YouTube To Block Indie Artists 'Within Days'
Music videos by artists such as Adele and Arctic Monkeys could be blocked by YouTube in the next few days after a number of independent record labels refused to sign up for its new subscription service.
Earlier this month trade groups representing thousands of labels and musicians appealed to the European Commission to intervene on their behalf.
They have accused the Google-owned company of offering unfair contractual terms to the independents in comparison to those offered to larger firms like Universal or Sony.
XL Recordings, which represents Adele and The xx, and Domino, the label behind the Arctic Monkeys, are understood to be among the indies holding out for a better deal.
YouTube has been planning a paid streaming service to compete with companies like Spotify, Pandora and Rhapsody for over a year.
The new paid-for service will enable users to watch videos or listen to music without any adverts, on any device, even if it is not connected to the internet.
Robert Kyncl, YouTube's head of content and business operations, told the Financial Times record labels representing 90% of the music industry have signed up to their terms.
"While we wish that we had 100% success rate, we understand that is not likely an achievable goal and therefore it is our responsibility to our users and the industry to launch the enhanced music experience," Mr Kyncl said.
A source told Sky News Technology Correspondent Tom Cheshire that 95% of labels have now signed up, which he believes suggests some may have given in.
Mr Kyncl said internal testing will begin in the "coming days".
A YouTube spokesperson told Sky News: "Our goal is to continue making YouTube an amazing music experience, both as a global platform for fans and artists to connect, and as a revenue source for the music industry.

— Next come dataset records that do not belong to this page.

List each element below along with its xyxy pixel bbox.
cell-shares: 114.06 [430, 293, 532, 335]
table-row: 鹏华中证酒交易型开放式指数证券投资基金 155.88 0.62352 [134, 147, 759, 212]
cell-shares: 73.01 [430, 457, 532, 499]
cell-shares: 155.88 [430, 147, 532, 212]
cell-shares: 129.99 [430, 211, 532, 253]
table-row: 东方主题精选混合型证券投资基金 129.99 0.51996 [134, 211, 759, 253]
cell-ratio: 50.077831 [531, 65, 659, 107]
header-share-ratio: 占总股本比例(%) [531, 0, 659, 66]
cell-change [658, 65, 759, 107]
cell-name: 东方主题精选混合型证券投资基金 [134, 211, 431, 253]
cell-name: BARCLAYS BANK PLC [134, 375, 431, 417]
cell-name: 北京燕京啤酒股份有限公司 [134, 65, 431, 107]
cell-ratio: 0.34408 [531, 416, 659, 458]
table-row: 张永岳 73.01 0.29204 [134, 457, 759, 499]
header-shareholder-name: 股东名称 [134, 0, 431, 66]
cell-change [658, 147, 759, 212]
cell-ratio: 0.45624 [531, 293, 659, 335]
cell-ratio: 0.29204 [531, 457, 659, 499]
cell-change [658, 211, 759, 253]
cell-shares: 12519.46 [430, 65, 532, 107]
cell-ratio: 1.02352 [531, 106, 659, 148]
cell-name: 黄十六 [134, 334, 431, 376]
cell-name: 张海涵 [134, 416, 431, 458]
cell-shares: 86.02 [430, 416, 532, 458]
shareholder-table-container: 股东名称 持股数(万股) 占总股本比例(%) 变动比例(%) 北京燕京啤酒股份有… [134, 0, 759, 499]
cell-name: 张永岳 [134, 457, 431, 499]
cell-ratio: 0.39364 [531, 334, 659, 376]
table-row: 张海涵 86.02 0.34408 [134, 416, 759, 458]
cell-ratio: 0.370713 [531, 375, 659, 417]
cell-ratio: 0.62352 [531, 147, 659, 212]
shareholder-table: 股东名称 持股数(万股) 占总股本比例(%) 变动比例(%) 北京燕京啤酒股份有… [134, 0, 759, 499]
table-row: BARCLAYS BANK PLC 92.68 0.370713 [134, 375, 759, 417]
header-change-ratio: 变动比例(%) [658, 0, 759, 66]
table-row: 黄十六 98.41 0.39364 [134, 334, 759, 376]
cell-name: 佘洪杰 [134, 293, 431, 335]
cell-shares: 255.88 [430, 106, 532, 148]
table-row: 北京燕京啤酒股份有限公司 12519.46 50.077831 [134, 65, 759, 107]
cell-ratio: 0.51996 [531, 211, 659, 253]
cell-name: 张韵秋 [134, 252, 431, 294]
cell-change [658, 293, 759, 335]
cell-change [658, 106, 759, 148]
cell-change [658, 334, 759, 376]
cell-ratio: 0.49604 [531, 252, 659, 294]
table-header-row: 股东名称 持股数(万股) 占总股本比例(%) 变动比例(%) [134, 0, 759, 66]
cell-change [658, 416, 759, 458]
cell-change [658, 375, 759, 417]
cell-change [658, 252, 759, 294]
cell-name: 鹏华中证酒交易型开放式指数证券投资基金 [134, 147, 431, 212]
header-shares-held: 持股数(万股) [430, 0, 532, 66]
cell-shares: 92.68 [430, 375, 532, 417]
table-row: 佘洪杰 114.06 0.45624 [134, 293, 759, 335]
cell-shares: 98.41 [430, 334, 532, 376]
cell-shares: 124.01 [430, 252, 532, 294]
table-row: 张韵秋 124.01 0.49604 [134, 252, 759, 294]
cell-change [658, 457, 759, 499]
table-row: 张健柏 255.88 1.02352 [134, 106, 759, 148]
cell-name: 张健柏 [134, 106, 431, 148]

"We're adding subscription-based features for music on YouTube with this in mind - to bring our music partners new revenue streams in addition to the hundreds of millions of dollars YouTube already generates for them each year.
"We are excited that hundreds of major and independent labels are already partnering with us."
In the US, the American Association of Independent Music asked the Federal Trade Commission to prevent YouTube from blocking its member labels' content, saying that this "constitutes abuse of a dominant position with regard to the digital music and video streaming market," according a letter signed by the group's president, Richard Bengloff.
Last week Amazon launched its own music streaming service as part of its Prime subscription package.
In May, Apple acquired Beats Music as part of its $3bn purchase of Dr Dre's headphone-maker Beats Electronics.